Mostly, he wrote sad songs, poignant ones about loss, fear, guilt. Rarely did they have a “and then the sun came out and everything was wonderful” ending. What he conveyed was reality, that the best you could hope for was coming to terms with your sorrows and achieving a certain peace. Iris knew that. She knew his music and she knew the inevitability of their parting. Didn’t she? He rested his hands on her shoulders and eased her away from him.
Even in the dim light, he could see she looked dazed. But she blinked those long lashes and then smiled. “A lovely verse. Does it have to end now?”
Hating to break the mood, he said, “I need to be sure. Sure you don’t want more from me than I can give.”
Under his hands, her shoulders straightened. “I think you have a lot to give, Julian. But if you mean, am I envisioning a romance-novel ending, no, definitely not. I’m practical and I know our lives could never mesh. But I believe in mindfulness, in fully enjoying the present.”
“You mean without considering the future?” That didn’t sound practical.
“With an awareness of it, but without letting it spoil the present.” She tilted her head, studying him. “In fact, that awareness can make the present even sweeter.”
“It can?”
“Like when my grandmother had ALS. We knew her health would deteriorate and eventually she would die. That knowledge turned every moment together into a blessing to be enjoyed to the fullest.”
He shook his head wonderingly. “How did you get to be so wise? The things you say make so much sense, yet most people don’t think the way you do.”
She shrugged. “I like my way. I can throw myself into enjoying each verse, each line, each word of our song as we create it together, and not agonize over the fact that, after the end of the year, I may never see you again.”

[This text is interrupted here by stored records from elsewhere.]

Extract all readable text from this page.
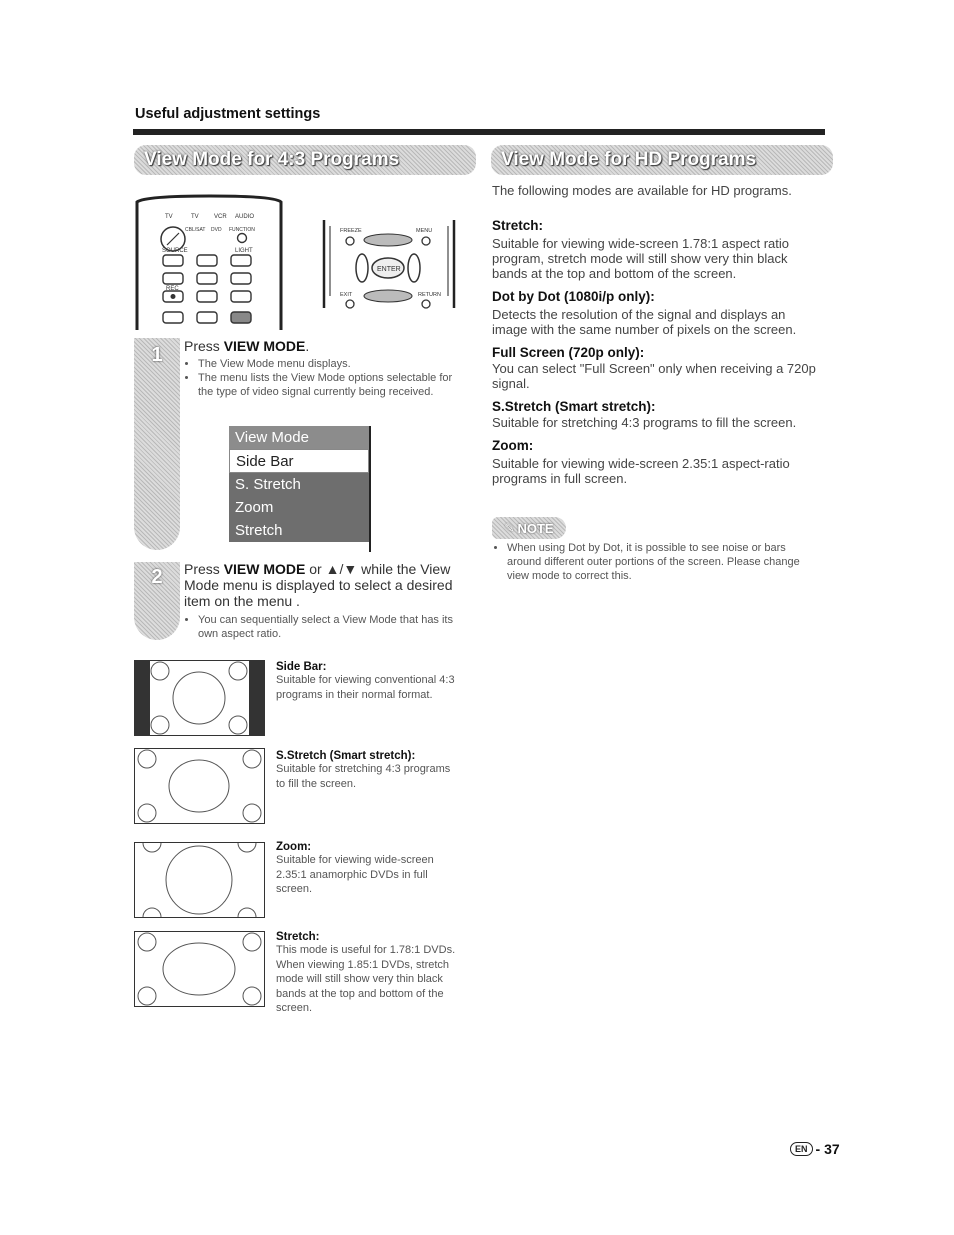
Useful adjustment settings
View Mode for 4:3 Programs
TV	TV	VCR AUDIO
CBL/SAT DVD FUNCTION
SOURCE	LIGHT
REC
FREEZE	MENU
ENTER
EXIT	RETURN
1	Press VIEW MODE.
• The View Mode menu displays.
• The menu lists the View Mode options selectable for the type of video signal currently being received.
View Mode
Side Bar
S. Stretch
Zoom
Stretch
2	Press VIEW MODE or ▲/▼ while the View Mode menu is displayed to select a desired item on the menu .
• You can sequentially select a View Mode that has its own aspect ratio.
Side Bar:
Suitable for viewing conventional 4:3 programs in their normal format.
S.Stretch (Smart stretch):
Suitable for stretching 4:3 programs to fill the screen.
Zoom:
Suitable for viewing wide-screen 2.35:1 anamorphic DVDs in full screen.
Stretch:
This mode is useful for 1.78:1 DVDs. When viewing 1.85:1 DVDs, stretch mode will still show very thin black bands at the top and bottom of the screen.
View Mode for HD Programs
The following modes are available for HD programs.
Stretch:
Suitable for viewing wide-screen 1.78:1 aspect ratio program, stretch mode will still show very thin black bands at the top and bottom of the screen.
Dot by Dot (1080i/p only):
Detects the resolution of the signal and displays an image with the same number of pixels on the screen.
Full Screen (720p only):
You can select "Full Screen" only when receiving a 720p signal.
S.Stretch (Smart stretch):
Suitable for stretching 4:3 programs to fill the screen.
Zoom:
Suitable for viewing wide-screen 2.35:1 aspect-ratio programs in full screen.
✎ NOTE
• When using Dot by Dot, it is possible to see noise or bars around different outer portions of the screen. Please change view mode to correct this.
EN - 37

“No.” The word jumped from his lips. “I don’t accept that we won’t see each other again.” It was inconceivable to not have Iris in his life. Feeling almost desperate, he tightened his grip on her shoulders. “We’ll stay friends, Iris. Please say we will.”
Her eyes widened and her lips trembled into a smile. “I’d like that. I feel as if we’re growing close, and I’d hate to lose that.”
“So we’ll email, Skype, whatever, and when I visit the island, we’ll see each other.”
“Yes,” she said, the simple word calming his anxiety.
He released his tight grip and stroked his hands down her back. “I think I may be visiting Destiny more often. There are more incentives now. You, of course. But also I have a stronger connection to my family.”
These weeks had taught him that he could survive for more than a couple of days on Destiny. He wouldn’t let his own guilt over Jelinek prevent him from spending more time with the people he cared about. It was progress of a sort.
And with that in mind, he said, “Shall we compose a third verse?”